Critics argue that embedding regulation into architecture risks creating centralised systems that may themselves become instruments of surveillance. Aadhaar, for instance, has faced scrutiny for potential misuse, biometric mismatches, and wrongful deactivations. Fraudulent tampering of identity data has also been reported. These episodes reveal that architecture alone cannot guarantee privacy or fairness. Independent oversight, transparency, and liability mechanisms remain essential safeguards.
At the same time, India’s model has shown that large-scale systems can incorporate consent as a default rather than an afterthought. The DEPA’s consent managers demonstrate how individual choice can be operationalised at scale, offering a measure of empowerment rarely seen in other jurisdictions.
Lessons for global standards
The global contest over standards is intensifying. Europe is exporting GDPR-style rules through trade agreements. The United States seeks to preserve the dominance of its platforms by resisting intrusive regulation. China promotes its own authoritarian model of state-controlled data ecosystems.
India’s experiment presents a credible alternative, especially for emerging economies. By embedding rules into infrastructure, it demonstrates how digital sovereignty and citizen protection can be achieved without paralysing innovation. The approach has already sparked conversations around a potential “Euro Stack” in Brussels, reflecting the influence of India’s model.
Yet India must guard against complacency. Regulatory-by-design cannot substitute vigilant law-making. Nor can it excuse opacity in how protocols are shaped. For India to be a rule-shaper rather than a rule-taker, its systems must remain transparent, interoperable, and globally credible.
Data governance: A forward-looking prescription
The future of digital governance will not be determined by legislative texts alone. It will be shaped by the architecture of systems through which billions transact, communicate, and innovate. For India, the path forward requires balancing innovation, sovereignty, and citizen protection with foresight.
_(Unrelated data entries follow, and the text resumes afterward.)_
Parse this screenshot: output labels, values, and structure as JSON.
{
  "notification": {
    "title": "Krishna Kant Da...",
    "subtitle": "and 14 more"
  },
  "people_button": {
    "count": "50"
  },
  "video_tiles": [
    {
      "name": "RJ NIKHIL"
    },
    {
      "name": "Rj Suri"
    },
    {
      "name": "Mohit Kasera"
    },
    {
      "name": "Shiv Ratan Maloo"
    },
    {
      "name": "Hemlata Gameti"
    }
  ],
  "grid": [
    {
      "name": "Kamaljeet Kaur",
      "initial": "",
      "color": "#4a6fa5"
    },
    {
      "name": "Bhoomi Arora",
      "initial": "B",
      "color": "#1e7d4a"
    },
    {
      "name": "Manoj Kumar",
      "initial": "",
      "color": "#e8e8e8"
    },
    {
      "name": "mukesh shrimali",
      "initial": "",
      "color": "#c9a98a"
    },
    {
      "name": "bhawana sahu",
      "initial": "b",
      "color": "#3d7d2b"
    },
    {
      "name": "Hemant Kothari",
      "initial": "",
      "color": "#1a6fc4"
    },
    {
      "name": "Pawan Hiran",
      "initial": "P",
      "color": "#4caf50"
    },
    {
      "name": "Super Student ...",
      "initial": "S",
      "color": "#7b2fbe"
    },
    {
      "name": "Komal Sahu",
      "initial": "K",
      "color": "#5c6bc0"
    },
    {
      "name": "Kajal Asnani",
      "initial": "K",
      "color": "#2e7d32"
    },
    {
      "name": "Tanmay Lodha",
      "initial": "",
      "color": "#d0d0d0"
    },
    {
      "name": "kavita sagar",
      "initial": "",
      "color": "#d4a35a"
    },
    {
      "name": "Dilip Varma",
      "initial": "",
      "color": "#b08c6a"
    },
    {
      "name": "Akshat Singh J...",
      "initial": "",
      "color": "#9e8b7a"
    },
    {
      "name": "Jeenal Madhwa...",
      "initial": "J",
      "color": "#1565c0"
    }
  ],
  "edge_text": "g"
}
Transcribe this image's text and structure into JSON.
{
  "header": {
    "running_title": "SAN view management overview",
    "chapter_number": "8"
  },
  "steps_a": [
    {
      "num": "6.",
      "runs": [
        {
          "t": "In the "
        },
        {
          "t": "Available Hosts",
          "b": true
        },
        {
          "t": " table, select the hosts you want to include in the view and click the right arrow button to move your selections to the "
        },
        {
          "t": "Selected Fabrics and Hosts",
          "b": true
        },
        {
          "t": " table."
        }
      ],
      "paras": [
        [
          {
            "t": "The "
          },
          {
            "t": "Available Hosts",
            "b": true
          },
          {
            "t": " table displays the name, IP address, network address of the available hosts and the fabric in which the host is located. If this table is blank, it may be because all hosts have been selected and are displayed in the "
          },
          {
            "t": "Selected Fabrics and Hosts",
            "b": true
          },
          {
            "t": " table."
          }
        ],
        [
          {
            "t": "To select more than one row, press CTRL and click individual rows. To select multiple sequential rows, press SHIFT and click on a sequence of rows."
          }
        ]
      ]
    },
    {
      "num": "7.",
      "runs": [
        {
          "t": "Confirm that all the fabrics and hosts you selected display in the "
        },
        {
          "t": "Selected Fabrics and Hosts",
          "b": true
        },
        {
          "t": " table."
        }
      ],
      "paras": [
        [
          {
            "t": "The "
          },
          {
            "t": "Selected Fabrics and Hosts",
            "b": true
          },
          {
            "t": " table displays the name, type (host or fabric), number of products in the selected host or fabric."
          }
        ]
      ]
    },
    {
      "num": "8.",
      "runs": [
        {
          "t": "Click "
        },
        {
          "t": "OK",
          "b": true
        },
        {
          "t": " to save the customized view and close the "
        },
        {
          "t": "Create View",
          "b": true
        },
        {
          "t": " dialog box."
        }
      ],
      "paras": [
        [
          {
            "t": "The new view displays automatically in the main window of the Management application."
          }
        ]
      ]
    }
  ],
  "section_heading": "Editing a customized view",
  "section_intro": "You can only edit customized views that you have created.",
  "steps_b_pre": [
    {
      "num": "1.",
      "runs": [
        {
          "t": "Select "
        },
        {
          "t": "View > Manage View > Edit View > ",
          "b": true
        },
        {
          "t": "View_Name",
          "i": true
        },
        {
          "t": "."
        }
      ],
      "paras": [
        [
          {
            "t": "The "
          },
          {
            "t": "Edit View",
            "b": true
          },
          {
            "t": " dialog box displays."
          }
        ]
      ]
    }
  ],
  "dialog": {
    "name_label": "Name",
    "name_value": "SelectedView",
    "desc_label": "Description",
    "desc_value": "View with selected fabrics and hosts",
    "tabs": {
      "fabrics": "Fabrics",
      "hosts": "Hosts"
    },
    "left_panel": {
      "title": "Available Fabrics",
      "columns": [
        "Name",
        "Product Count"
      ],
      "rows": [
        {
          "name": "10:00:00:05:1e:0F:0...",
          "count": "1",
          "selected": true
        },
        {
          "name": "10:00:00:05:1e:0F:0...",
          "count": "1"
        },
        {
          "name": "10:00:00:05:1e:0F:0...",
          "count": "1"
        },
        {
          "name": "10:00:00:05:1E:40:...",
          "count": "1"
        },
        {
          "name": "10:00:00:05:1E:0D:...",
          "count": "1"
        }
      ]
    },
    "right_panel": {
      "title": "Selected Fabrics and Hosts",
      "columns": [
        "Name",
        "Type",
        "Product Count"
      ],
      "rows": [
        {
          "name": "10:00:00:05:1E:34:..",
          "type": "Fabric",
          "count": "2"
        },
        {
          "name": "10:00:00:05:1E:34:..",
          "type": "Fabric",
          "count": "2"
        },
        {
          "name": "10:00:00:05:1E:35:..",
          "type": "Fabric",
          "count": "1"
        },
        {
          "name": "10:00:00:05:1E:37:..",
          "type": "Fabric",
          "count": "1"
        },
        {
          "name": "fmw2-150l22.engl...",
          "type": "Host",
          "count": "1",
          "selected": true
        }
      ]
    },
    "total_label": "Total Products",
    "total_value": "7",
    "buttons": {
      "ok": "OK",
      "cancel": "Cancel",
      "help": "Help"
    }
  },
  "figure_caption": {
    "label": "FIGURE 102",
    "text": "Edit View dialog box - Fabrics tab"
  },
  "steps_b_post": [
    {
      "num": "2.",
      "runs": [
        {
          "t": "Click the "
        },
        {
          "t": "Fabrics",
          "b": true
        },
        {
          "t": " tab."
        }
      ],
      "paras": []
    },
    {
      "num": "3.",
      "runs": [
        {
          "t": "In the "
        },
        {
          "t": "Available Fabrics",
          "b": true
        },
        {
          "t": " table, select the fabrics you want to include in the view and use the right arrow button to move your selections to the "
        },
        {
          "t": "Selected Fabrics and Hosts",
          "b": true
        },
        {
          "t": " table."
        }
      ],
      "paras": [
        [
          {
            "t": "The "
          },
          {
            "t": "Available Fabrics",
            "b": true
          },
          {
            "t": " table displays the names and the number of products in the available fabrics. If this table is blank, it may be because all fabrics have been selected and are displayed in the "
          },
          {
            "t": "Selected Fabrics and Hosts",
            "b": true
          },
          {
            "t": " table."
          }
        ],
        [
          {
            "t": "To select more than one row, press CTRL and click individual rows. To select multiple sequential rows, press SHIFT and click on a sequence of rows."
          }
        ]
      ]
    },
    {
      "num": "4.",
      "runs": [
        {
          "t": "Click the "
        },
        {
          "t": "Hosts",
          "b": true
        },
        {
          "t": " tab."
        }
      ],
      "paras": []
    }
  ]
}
Flexibility must be retained in the design of digital infrastructure so that governance can adapt to technological change rather than be trapped by outdated protocols. Independent oversight institutions need strengthening to prevent regulatory-by-design from degenerating into regulatory capture or state surveillance. Interoperability with global frameworks must remain a priority, allowing India to preserve economic opportunity while asserting sovereign rights. And policymakers must build technological literacy. They need not be coders, but they must understand how architecture can embody democratic principles and advance national interest.
India’s “third way” is still an experiment, but one watched closely by both Europe and the United States. By embedding principles into infrastructure, India has created a model that promises both sovereignty and innovation. Whether it can sustain this balance will determine not only the trajectory of India’s digital economy but also the contours of global standards in the decades ahead.